We heard the story today of Andy Ferguson who, as an unpaid intern, worked an incredibly long shift, drove home, fell asleep at the wheel, and crashed and tragically died. This is why so many people have signed the national urban worker strategy petition. It calls on the government to take the issues of unpaid interns seriously, to build more protection, to encourage provinces to crack down on and enforce the rules that are already in place, and to close the gaps where they exist. The folks who signed this petition want the government to take that issue very seriously.

Citizenship and Immigration June 16th, 2014

Mr. Speaker, since the minister brings up the government's record on refugees, let us talk about that then.

Three million people have been displaced in Syria, half of them women and children, and yet the minister stubbornly refuses to tell us how many have actually come to Canada. He cannot now use the excuse that he has to run to QP to excuse the question.

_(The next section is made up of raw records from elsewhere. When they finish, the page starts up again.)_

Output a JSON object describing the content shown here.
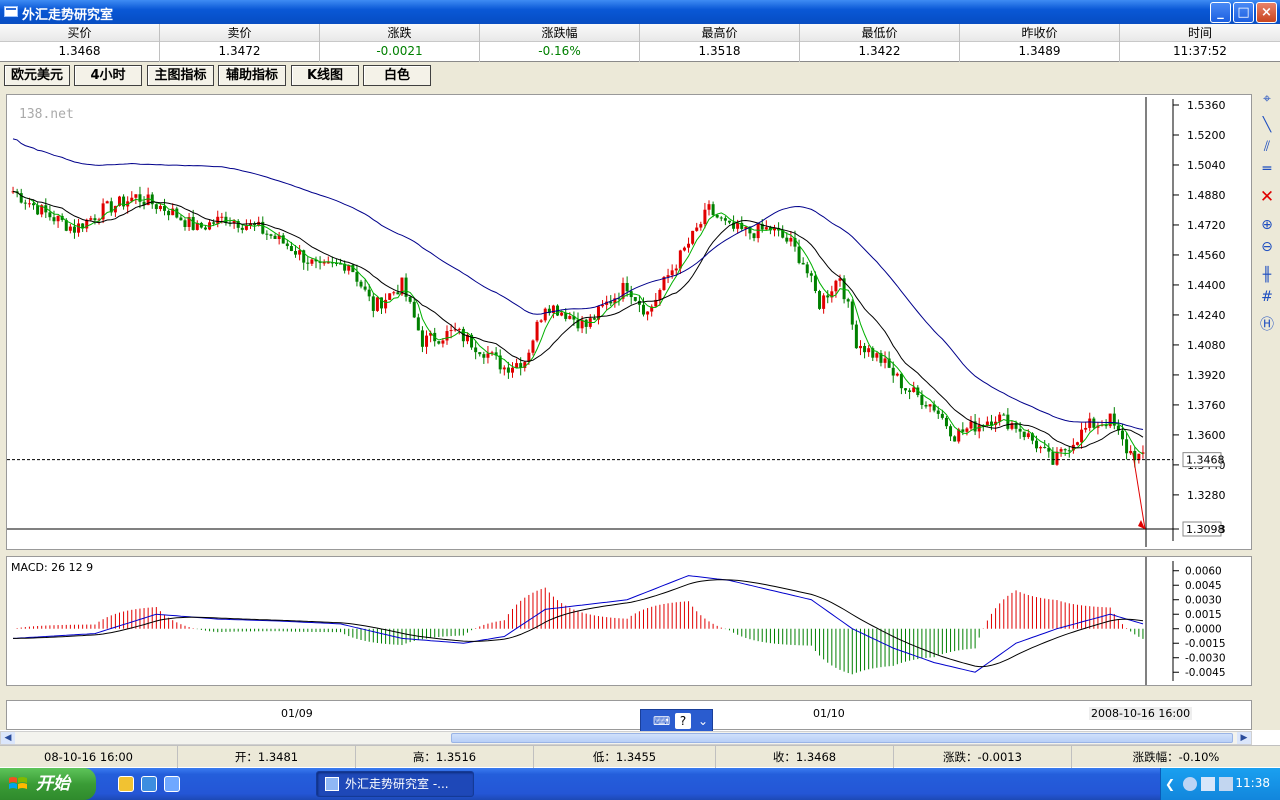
{
  "window": {
    "title": "外汇走势研究室",
    "minimize": "_",
    "maximize": "□",
    "close": "×"
  },
  "quote": {
    "headers": [
      "买价",
      "卖价",
      "涨跌",
      "涨跌幅",
      "最高价",
      "最低价",
      "昨收价",
      "时间"
    ],
    "values": [
      "1.3468",
      "1.3472",
      "-0.0021",
      "-0.16%",
      "1.3518",
      "1.3422",
      "1.3489",
      "11:37:52"
    ]
  },
  "toolbar": {
    "buttons": [
      "欧元美元",
      "4小时",
      "主图指标",
      "辅助指标",
      "K线图",
      "白色"
    ]
  },
  "main_chart": {
    "watermark": "138.net",
    "y_ticks": [
      "1.5360",
      "1.5200",
      "1.5040",
      "1.4880",
      "1.4720",
      "1.4560",
      "1.4400",
      "1.4240",
      "1.4080",
      "1.3920",
      "1.3760",
      "1.3600",
      "1.3440",
      "1.3280",
      "1.3098"
    ],
    "current_price_label": "1.3468",
    "bottom_price_label": "1.3098",
    "colors": {
      "up": "#e00000",
      "down": "#008000",
      "ma_fast": "#00b000",
      "ma_mid": "#000000",
      "ma_slow": "#00008b",
      "arrow": "#e00000"
    }
  },
  "macd": {
    "label": "MACD: 26 12 9",
    "y_ticks": [
      "0.0060",
      "0.0045",
      "0.0030",
      "0.0015",
      "0.0000",
      "-0.0015",
      "-0.0030",
      "-0.0045"
    ]
  },
  "time_axis": {
    "labels": [
      "01/09",
      "01/10",
      "2008-10-16 16:00"
    ]
  },
  "status": {
    "date": "08-10-16 16:00",
    "open": "开：1.3481",
    "high": "高：1.3516",
    "low": "低：1.3455",
    "close": "收：1.3468",
    "change": "涨跌：-0.0013",
    "change_pct": "涨跌幅：-0.10%"
  },
  "taskbar": {
    "start": "开始",
    "task": "外汇走势研究室 -...",
    "clock": "11:38"
  },
  "chart_data": {
    "type": "candlestick",
    "series": "EUR/USD 4H",
    "ylim": [
      1.3098,
      1.536
    ],
    "macd_ylim": [
      -0.0052,
      0.0068
    ],
    "anchors": [
      [
        0,
        1.49
      ],
      [
        8,
        1.478
      ],
      [
        15,
        1.47
      ],
      [
        22,
        1.48
      ],
      [
        30,
        1.487
      ],
      [
        38,
        1.48
      ],
      [
        45,
        1.47
      ],
      [
        52,
        1.476
      ],
      [
        60,
        1.47
      ],
      [
        68,
        1.46
      ],
      [
        75,
        1.448
      ],
      [
        82,
        1.452
      ],
      [
        88,
        1.428
      ],
      [
        95,
        1.44
      ],
      [
        100,
        1.41
      ],
      [
        108,
        1.415
      ],
      [
        115,
        1.405
      ],
      [
        120,
        1.396
      ],
      [
        125,
        1.4
      ],
      [
        130,
        1.43
      ],
      [
        135,
        1.425
      ],
      [
        140,
        1.418
      ],
      [
        145,
        1.43
      ],
      [
        150,
        1.44
      ],
      [
        155,
        1.425
      ],
      [
        160,
        1.445
      ],
      [
        165,
        1.462
      ],
      [
        170,
        1.48
      ],
      [
        175,
        1.47
      ],
      [
        180,
        1.468
      ],
      [
        185,
        1.47
      ],
      [
        190,
        1.462
      ],
      [
        193,
        1.452
      ],
      [
        197,
        1.43
      ],
      [
        202,
        1.445
      ],
      [
        206,
        1.41
      ],
      [
        212,
        1.4
      ],
      [
        218,
        1.385
      ],
      [
        225,
        1.375
      ],
      [
        230,
        1.36
      ],
      [
        235,
        1.365
      ],
      [
        240,
        1.37
      ],
      [
        245,
        1.365
      ],
      [
        250,
        1.355
      ],
      [
        254,
        1.345
      ],
      [
        258,
        1.355
      ],
      [
        263,
        1.365
      ],
      [
        268,
        1.368
      ],
      [
        272,
        1.352
      ],
      [
        276,
        1.347
      ]
    ],
    "macd_anchors": [
      [
        0,
        -0.001
      ],
      [
        20,
        -0.0005
      ],
      [
        35,
        0.0015
      ],
      [
        50,
        0.001
      ],
      [
        65,
        0.0008
      ],
      [
        80,
        0.0005
      ],
      [
        95,
        -0.001
      ],
      [
        110,
        -0.0015
      ],
      [
        120,
        -0.0008
      ],
      [
        130,
        0.002
      ],
      [
        140,
        0.0025
      ],
      [
        150,
        0.003
      ],
      [
        165,
        0.0055
      ],
      [
        175,
        0.005
      ],
      [
        195,
        0.003
      ],
      [
        205,
        0.0
      ],
      [
        215,
        -0.002
      ],
      [
        225,
        -0.0035
      ],
      [
        235,
        -0.0045
      ],
      [
        245,
        -0.0015
      ],
      [
        255,
        0.0
      ],
      [
        268,
        0.0015
      ],
      [
        276,
        0.0005
      ]
    ]
  }
}
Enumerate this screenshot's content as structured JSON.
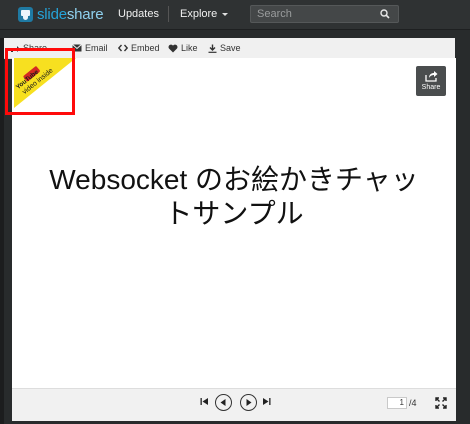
{
  "header": {
    "logo_part1": "slide",
    "logo_part2": "share",
    "nav_updates": "Updates",
    "nav_explore": "Explore",
    "search_placeholder": "Search"
  },
  "actions": {
    "share": "Share",
    "email": "Email",
    "embed": "Embed",
    "like": "Like",
    "save": "Save"
  },
  "badge": {
    "youtube": "YouTube",
    "video_inside": "video inside"
  },
  "floating_share_label": "Share",
  "slide": {
    "line1": "Websocket のお絵かきチャッ",
    "line2": "トサンプル"
  },
  "pagination": {
    "current_page": "1",
    "total_label": "/4"
  },
  "colors": {
    "logo_blue": "#25a3d8",
    "highlight_red": "#ff0a0a",
    "badge_yellow": "#f7e020",
    "youtube_red": "#d42a22"
  },
  "icons": [
    "slideshare-logo-icon",
    "caret-down-icon",
    "search-icon",
    "share-icon",
    "email-icon",
    "embed-icon",
    "like-icon",
    "save-icon",
    "first-page-icon",
    "previous-icon",
    "next-icon",
    "last-page-icon",
    "fullscreen-icon"
  ]
}
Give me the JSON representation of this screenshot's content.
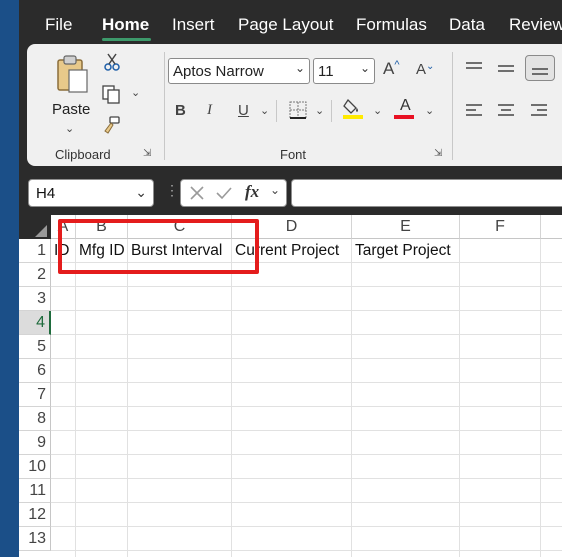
{
  "menu": {
    "tabs": [
      "File",
      "Home",
      "Insert",
      "Page Layout",
      "Formulas",
      "Data",
      "Review"
    ],
    "active_tab": "Home"
  },
  "ribbon": {
    "clipboard": {
      "paste_label": "Paste",
      "group_label": "Clipboard"
    },
    "font": {
      "font_name": "Aptos Narrow",
      "font_size": "11",
      "grow_label": "A",
      "shrink_label": "A",
      "bold": "B",
      "italic": "I",
      "underline": "U",
      "font_color_label": "A",
      "group_label": "Font",
      "fill_color": "#ffea00",
      "font_color": "#e81123"
    }
  },
  "formula_bar": {
    "name_box": "H4",
    "fx_label": "fx",
    "formula": ""
  },
  "grid": {
    "columns": [
      "A",
      "B",
      "C",
      "D",
      "E",
      "F"
    ],
    "rows": [
      "1",
      "2",
      "3",
      "4",
      "5",
      "6",
      "7",
      "8",
      "9",
      "10",
      "11",
      "12",
      "13"
    ],
    "selected_row": "4",
    "row1": [
      "ID",
      "Mfg ID",
      "Burst Interval",
      "Current Project",
      "Target Project",
      ""
    ]
  },
  "colors": {
    "highlight": "#e41c1c",
    "accent": "#3d9a6b",
    "window_dark": "#2b2b2b",
    "left_bar": "#1b4f88"
  }
}
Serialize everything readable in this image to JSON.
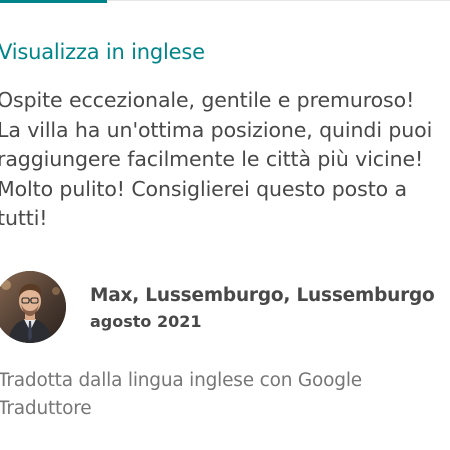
{
  "review": {
    "translate_link": "Visualizza in inglese",
    "text": "Ospite eccezionale, gentile e premuroso!\nLa villa ha un'ottima posizione, quindi puoi\nraggiungere facilmente le città più vicine!\nMolto pulito! Consiglierei questo posto a\ntutti!",
    "author": {
      "name": "Max, Lussemburgo, Lussemburgo",
      "date": "agosto 2021",
      "avatar_icon": "person-photo"
    },
    "translation_note": "Tradotta dalla lingua inglese con Google Traduttore"
  },
  "colors": {
    "accent": "#008489",
    "text": "#484848",
    "muted": "#767676"
  }
}
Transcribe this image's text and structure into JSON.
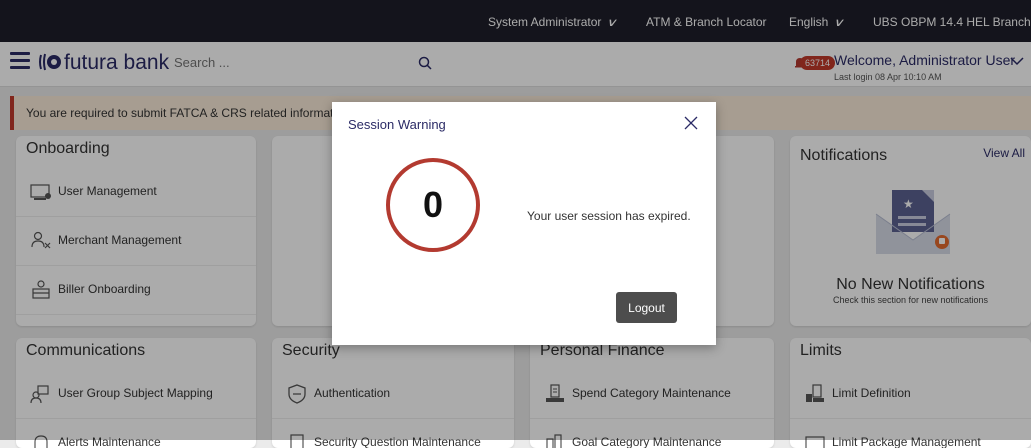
{
  "topbar": {
    "role": "System Administrator",
    "locator": "ATM & Branch Locator",
    "language": "English",
    "branch": "UBS OBPM 14.4 HEL Branch"
  },
  "header": {
    "brand": "futura bank",
    "search_placeholder": "Search ...",
    "notification_count": "63714",
    "welcome": "Welcome, Administrator User",
    "last_login": "Last login 08 Apr 10:10 AM"
  },
  "alert_banner": "You are required to submit FATCA & CRS related information",
  "onboarding": {
    "title": "Onboarding",
    "items": [
      {
        "label": "User Management",
        "icon": "user-management-icon"
      },
      {
        "label": "Merchant Management",
        "icon": "merchant-management-icon"
      },
      {
        "label": "Biller Onboarding",
        "icon": "biller-onboarding-icon"
      }
    ]
  },
  "notifications": {
    "title": "Notifications",
    "view_all": "View All",
    "empty_title": "No New Notifications",
    "empty_subtitle": "Check this section for new notifications"
  },
  "communications": {
    "title": "Communications",
    "items": [
      {
        "label": "User Group Subject Mapping"
      },
      {
        "label": "Alerts Maintenance"
      }
    ]
  },
  "security": {
    "title": "Security",
    "items": [
      {
        "label": "Authentication"
      },
      {
        "label": "Security Question Maintenance"
      }
    ]
  },
  "personal_finance": {
    "title": "Personal Finance",
    "items": [
      {
        "label": "Spend Category Maintenance"
      },
      {
        "label": "Goal Category Maintenance"
      }
    ]
  },
  "limits": {
    "title": "Limits",
    "items": [
      {
        "label": "Limit Definition"
      },
      {
        "label": "Limit Package Management"
      }
    ]
  },
  "modal": {
    "title": "Session Warning",
    "countdown": "0",
    "message": "Your user session has expired.",
    "logout_label": "Logout"
  },
  "colors": {
    "brand": "#2b2b66",
    "accent": "#b33a30",
    "topbar": "#1f1f2a",
    "alert_bg": "#faebd8"
  }
}
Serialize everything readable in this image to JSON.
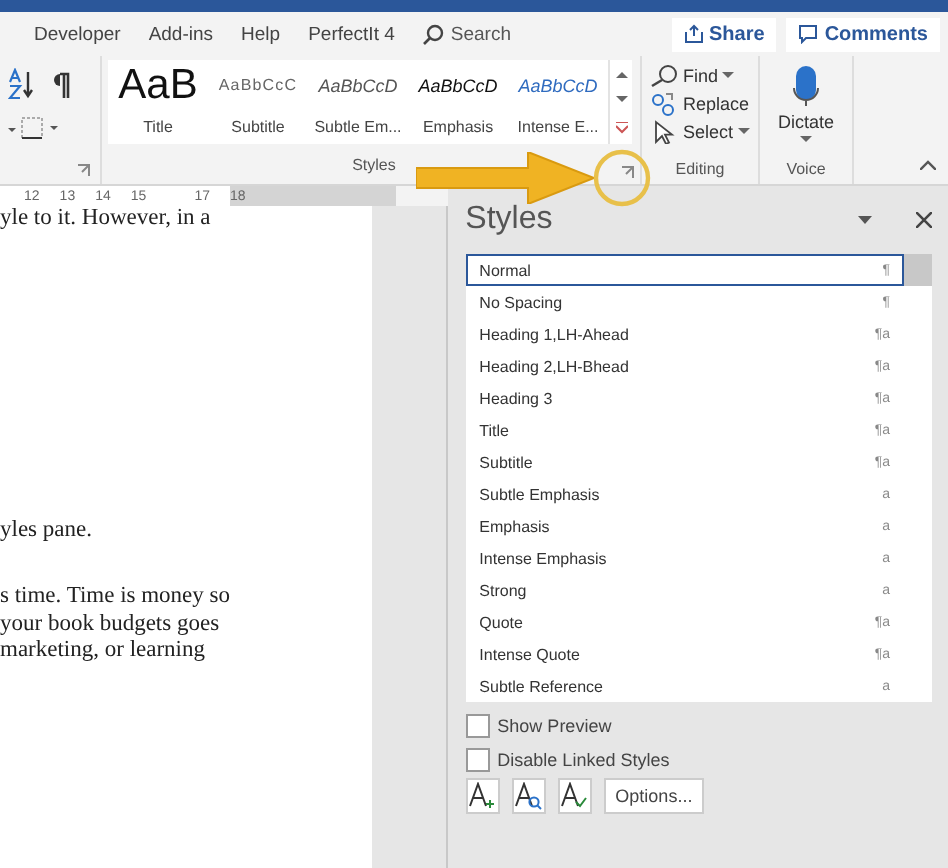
{
  "ribbon_tabs": [
    {
      "label": "Developer"
    },
    {
      "label": "Add-ins"
    },
    {
      "label": "Help"
    },
    {
      "label": "PerfectIt 4"
    }
  ],
  "search": {
    "placeholder": "Search"
  },
  "share_button": "Share",
  "comments_button": "Comments",
  "gallery": [
    {
      "preview": "AaB",
      "name": "Title",
      "kind": "title"
    },
    {
      "preview": "AaBbCcC",
      "name": "Subtitle",
      "kind": "subtitle"
    },
    {
      "preview": "AaBbCcD",
      "name": "Subtle Em...",
      "kind": "subtle"
    },
    {
      "preview": "AaBbCcD",
      "name": "Emphasis",
      "kind": "emphasis"
    },
    {
      "preview": "AaBbCcD",
      "name": "Intense E...",
      "kind": "intense"
    }
  ],
  "styles_group_label": "Styles",
  "editing": {
    "items": [
      {
        "label": "Find",
        "kind": "find"
      },
      {
        "label": "Replace",
        "kind": "replace"
      },
      {
        "label": "Select",
        "kind": "select"
      }
    ],
    "label": "Editing"
  },
  "voice": {
    "button": "Dictate",
    "label": "Voice"
  },
  "ruler": {
    "ticks": [
      "12",
      "13",
      "14",
      "15",
      "17",
      "18"
    ]
  },
  "document": {
    "paragraphs": [
      [
        "yle to it. However, in a"
      ],
      [
        "yles pane."
      ],
      [
        "s time. Time is money so",
        "your book budgets goes",
        "marketing, or learning"
      ]
    ]
  },
  "styles_pane": {
    "title": "Styles",
    "styles": [
      {
        "name": "Normal",
        "mark": "¶",
        "selected": true
      },
      {
        "name": "No Spacing",
        "mark": "¶",
        "selected": false
      },
      {
        "name": "Heading 1,LH-Ahead",
        "mark": "¶a",
        "selected": false
      },
      {
        "name": "Heading 2,LH-Bhead",
        "mark": "¶a",
        "selected": false
      },
      {
        "name": "Heading 3",
        "mark": "¶a",
        "selected": false
      },
      {
        "name": "Title",
        "mark": "¶a",
        "selected": false
      },
      {
        "name": "Subtitle",
        "mark": "¶a",
        "selected": false
      },
      {
        "name": "Subtle Emphasis",
        "mark": "a",
        "selected": false
      },
      {
        "name": "Emphasis",
        "mark": "a",
        "selected": false
      },
      {
        "name": "Intense Emphasis",
        "mark": "a",
        "selected": false
      },
      {
        "name": "Strong",
        "mark": "a",
        "selected": false
      },
      {
        "name": "Quote",
        "mark": "¶a",
        "selected": false
      },
      {
        "name": "Intense Quote",
        "mark": "¶a",
        "selected": false
      },
      {
        "name": "Subtle Reference",
        "mark": "a",
        "selected": false
      }
    ],
    "options": [
      {
        "label": "Show Preview",
        "checked": false
      },
      {
        "label": "Disable Linked Styles",
        "checked": false
      }
    ],
    "options_button": "Options..."
  }
}
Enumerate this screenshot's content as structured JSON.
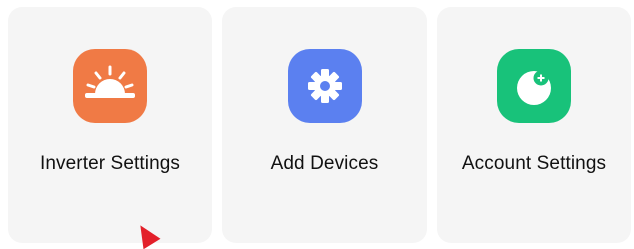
{
  "cards": [
    {
      "label": "Inverter Settings",
      "icon": "sunrise-icon",
      "color": "#f07a45"
    },
    {
      "label": "Add Devices",
      "icon": "gear-icon",
      "color": "#5b80f0"
    },
    {
      "label": "Account Settings",
      "icon": "account-add-icon",
      "color": "#18c27a"
    }
  ],
  "pointer_color": "#e3202a"
}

This is a simple question. Will the minister tell us, exactly, of the 200 Syrian refugees that the government has committed to sponsoring in Canada, how many of them are in Canada? Is 10, is it 20 or is it 100? How many?

Citizenship and Immigration June 16th, 2014

Mr. Speaker, leaving refugees without health care is an appalling fact that the government has perpetrated on our country. We are talking about pregnant women and children, and because they have no access to preventative medicine, when they get severely ill, they go to the hospital. The hospitals in the provinces have to pick up a much more costly tab for this.

Will the minister then finally do the right thing and reinstate the health care coverage for refugee claimants in Canada?